Blogger Rebecca said...

http://www.theatlantic.com/doc/200303/rauch

I'd link, but that would mean I'd have to stop being lazy and try and remember how to do it. And that's just not going to happen.

Blogger Lord Fondleberries said...

i have also taken this meirs-briggs test (for some happy-fluffy team building shit or other at work); my score: i n t p. for those who don't know, the "i" means that i hate people and am undenyably afraid of people and things (mostly germs) entering my personal space (defined as the 3 km radius immediately surrounding me). the "n" and "t" mean that i am adept at recognizing and analyzing every falt of every one and every thing. the "p" means that i can be all of these things in an organized fashion and under tight timelines.

together, the i n t and p make me a home-bodied alcoholic blogging baseball fan.

Blogger Lord Fondleberries said...

also, i was recently thankfully not arrested for driving drunkenly while belting the lyrics to journey's "huggin, touchin, squeezin", which the very happily buzzed mrs. fondleberries changed to "huggin, touchin, squeelin". i'm still laughing balls about that one.

Blogger deanne said...

There's nothing wrong with being a misanthrope!

I had to Wiki 'bocce' - I always thought bowls looked relaxing.

Blogger gorillabuns said...

i don't particularly like grown ups or children, but i too likes me a party and sometimes, my children.

both subsets lead me to drink.

Blogger gorillabuns said...

shanamyers a.k.a. gorillabuns.

i hate being stupid. it's a problem.

Blogger Gina said...

I agree with shanamyers...
Carry on with that Time Out!

Blogger Karen said...

Yeah girl!

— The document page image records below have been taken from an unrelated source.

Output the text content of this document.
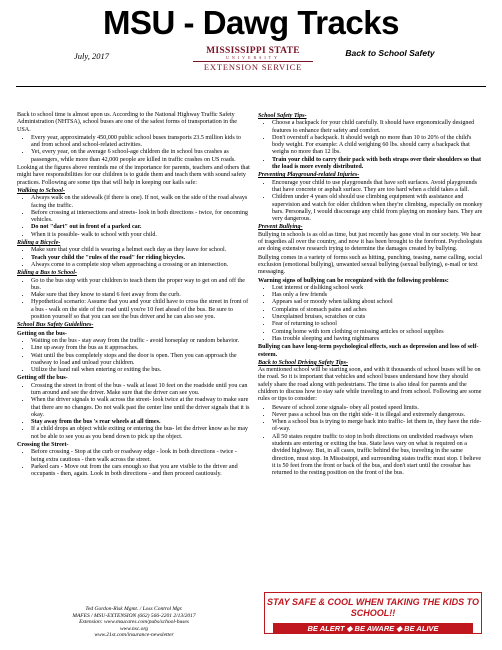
MSU - Dawg Tracks
July, 2017	MISSISSIPPI STATE
UNIVERSITY
EXTENSION SERVICE
Back to School Safety

Back to school time is almost upon us. According to the National Highway Traffic Safety Administration (NHTSA), school buses are one of the safest forms of transportation in the USA.

• Every year, approximately 450,000 public school buses transports 23.5 million kids to and from school and school-related activities.
• Yet, every year, on the average 6 school-age children die in school bus crashes as passengers, while more than 42,000 people are killed in traffic crashes on US roads.

Looking at the figures above reminds me of the importance for parents, teachers and others that might have responsibilities for our children is to guide them and teach them with sound safety practices. Following are some tips that will help in keeping our kails safe:

Walking to School-
• Always walk on the sidewalk (if there is one). If not, walk on the side of the road always facing the traffic.
• Before crossing at intersections and streets- look in both directions - twice, for oncoming vehicles.
• Do not "dart" out in front of a parked car.
• When it is possible- walk to school with your child.
Riding a Bicycle-
• Make sure that your child is wearing a helmet each day as they leave for school.
• Teach your child the "rules of the road" for riding bicycles.
• Always come to a complete stop when approaching a crossing or an intersection.
Riding a Bus to School-
• Go to the bus stop with your children to teach them the proper way to get on and off the bus.
• Make sure that they know to stand 6 feet away from the curb.
• Hypothetical scenario: Assume that you and your child have to cross the street in front of a bus - walk on the side of the road until you're 10 feet ahead of the bus. Be sure to position yourself so that you can see the bus driver and he can also see you.
School Bus Safety Guidelines-
Getting on the bus-
• Waiting on the bus - stay away from the traffic - avoid horseplay or random behavior.
• Line up away from the bus as it approaches.
• Wait until the bus completely stops and the door is open. Then you can approach the roadway to load and unload your children.
• Utilize the hand rail when entering or exiting the bus.
Getting off the bus-
• Crossing the street in front of the bus - walk at least 10 feet on the roadside until you can turn around and see the driver. Make sure that the driver can see you.
• When the driver signals to walk across the street- look twice at the roadway to make sure that there are no changes. Do not walk past the center line until the driver signals that it is okay.
• Stay away from the bus 's rear wheels at all times.
• If a child drops an object while exiting or entering the bus- let the driver know as he may not be able to see you as you bend down to pick up the object.
Crossing the Street-
• Before crossing - Stop at the curb or roadway edge - look in both directions - twice - being extra cautious - then walk across the street.
• Parked cars - Move out from the cars enough so that you are visible to the driver and occupants - then, again. Look in both directions - and then proceed cautiously.
School Safety Tips-
• Choose a backpack for your child carefully. It should have ergonomically designed features to enhance their safety and comfort.
• Don't overstuff a backpack. It should weigh no more than 10 to 20% of the child's body weight. For example: A child weighing 60 lbs. should carry a backpack that weighs no more than 12 lbs.
• Train your child to carry their pack with both straps over their shoulders so that the load is more evenly distributed.
Preventing Playground-related Injuries-
• Encourage your child to use playgrounds that have soft surfaces. Avoid playgrounds that have concrete or asphalt surface. They are too hard when a child takes a fall.
• Children under 4 years old should use climbing equipment with assistance and supervision and watch for older children when they're climbing, especially on monkey bars. Personally, I would discourage any child from playing on monkey bars. They are very dangerous.
Prevent Bullying-

Bullying in schools is as old as time, but just recently has gone viral in our society. We hear of tragedies all over the country, and now it has been brought to the forefront. Psychologists are doing extensive research trying to determine the damages created by bullying.

Bullying comes in a variety of forms such as hitting, punching, teasing, name calling, social exclusion (emotional bullying), unwanted sexual bullying (sexual bullying), e-mail or text messaging.

Warning signs of bullying can be recognized with the following problems:
• Lost interest or disliking school work
• Has only a few friends
• Appears sad or moody when talking about school
• Complains of stomach pains and aches
• Unexplained bruises, scratches or cuts
• Fear of returning to school
• Coming home with torn clothing or missing articles or school supplies
• Has trouble sleeping and having nightmares
Bullying can have long-term psychological effects, such as depression and loss of self-esteem.
Back to School Driving Safety Tips-

As mentioned school will be starting soon, and with it thousands of school buses will be on the road. So it is important that vehicles and school buses understand how they should safely share the road along with pedestrians. The time is also ideal for parents and the children to discuss how to stay safe while traveling to and from school. Following are some rules or tips to consider:

• Beware of school zone signals- obey all posted speed limits.
• Never pass a school bus on the right side- it is illegal and extremely dangerous.
• When a school bus is trying to merge back into traffic- let them in, they have the ride-of-way.
• All 50 states require traffic to stop in both directions on undivided roadways when students are entering or exiting the bus. State laws vary on what is required on a divided highway. But, in all cases, traffic behind the bus, traveling in the same direction, must stop. In Mississippi, and surrounding states traffic must stop. I believe it is 50 feet from the front or back of the bus, and don't start until the crossbar has returned to the resting position on the front of the bus.
Ted Gordon-Risk Mgmt. / Loss Control Mgr.
MAFES / MSU-EXTENSION (662) 566-2201 2/13/2017
Extension: www.msucares.com/pubs/school-buses
www.nsc.org
www.21st.com/insurance-newsletter
STAY SAFE & COOL WHEN TAKING THE KIDS TO SCHOOL!!
BE ALERT ◆ BE AWARE ◆ BE ALIVE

I'm one of those "dislikes people/loves a good party" kind of folk also. What a weird paradox, eh? Oh, and I loved the bottle of wine. Need to gets me some of that.

Blogger Jodi_Lee said...

I'm new here, but LOVED this post. I'm similar with a very love/hate relationship with myself.

Delilah *sigh* she knows how to make you sufficiently feel like crap at all the right times - Ha!